Katrina’s research interests include the impact of multimedia in qualitative research, examining the relationship between practitioners and their practice, ethics and professionalism and transformative learning. The Canadian Foundation for Pharmacy presented her with the Wellspring Award in recognition of her narrative documentary work in 2014.
She is a certified yoga instructor and recalibrates through various outdoor athletic activities and creative pursuits.
Cara Stevenson is in her final year of the Doctor of Pharmacy program at Dalhousie University. Having spent several years working in a rural community pharmacy on Prince Edward Island, Cara has witnessed firsthand the evolution of the pharmacy profession, and the transformative impact pharmacist care can have on rural healthcare. After working with the Canadian Association of Pharmacy Students and Interns’ (CAPSI) Student Wellness Committee last year, Cara was driven to expand her impact further. As the current Executive Secretary of CAPSI, she strives to use her involvement with the Task Force to bring student perspectives into the discussion, ensuring that future pharmacists receive the necessary support as they enter the profession.
Christine Vaccaro represents over 4000 students as Canadian Association of Pharmacy Students and Interns (CAPSI) President.
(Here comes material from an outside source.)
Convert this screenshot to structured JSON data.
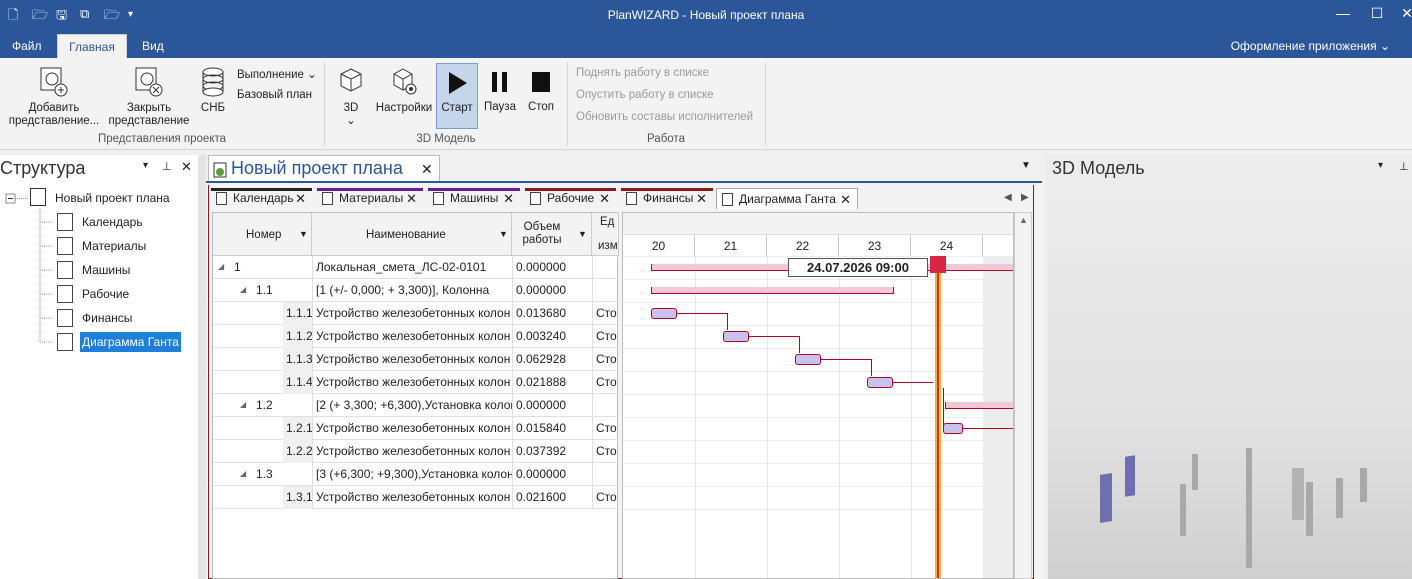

Born and raised in Winnipeg, Christine completed a BSc in 2018 and is currently a 4th-year PharmD student at the University of Manitoba. Christine has had the unique opportunity of watching pharmacy practice evolve throughout her life. Growing up as the daughter of a pharmacist and working in a pharmacy since high school, she saw the impacts scope of practice changes had on patients and communities. This drew her to pursue the profession in due time.
Today, Christine is an avid researcher, passionate advocate and promoter of STEM outreach who has garnered a reputation as a dedicated, thoughtful and collaborative leader. She has held roles on CAPSI National Council and the Pharmacists Manitoba Board. She now serves as the CAPSI National President where she is a powerful voice for Canadian students and the profession of pharmacy.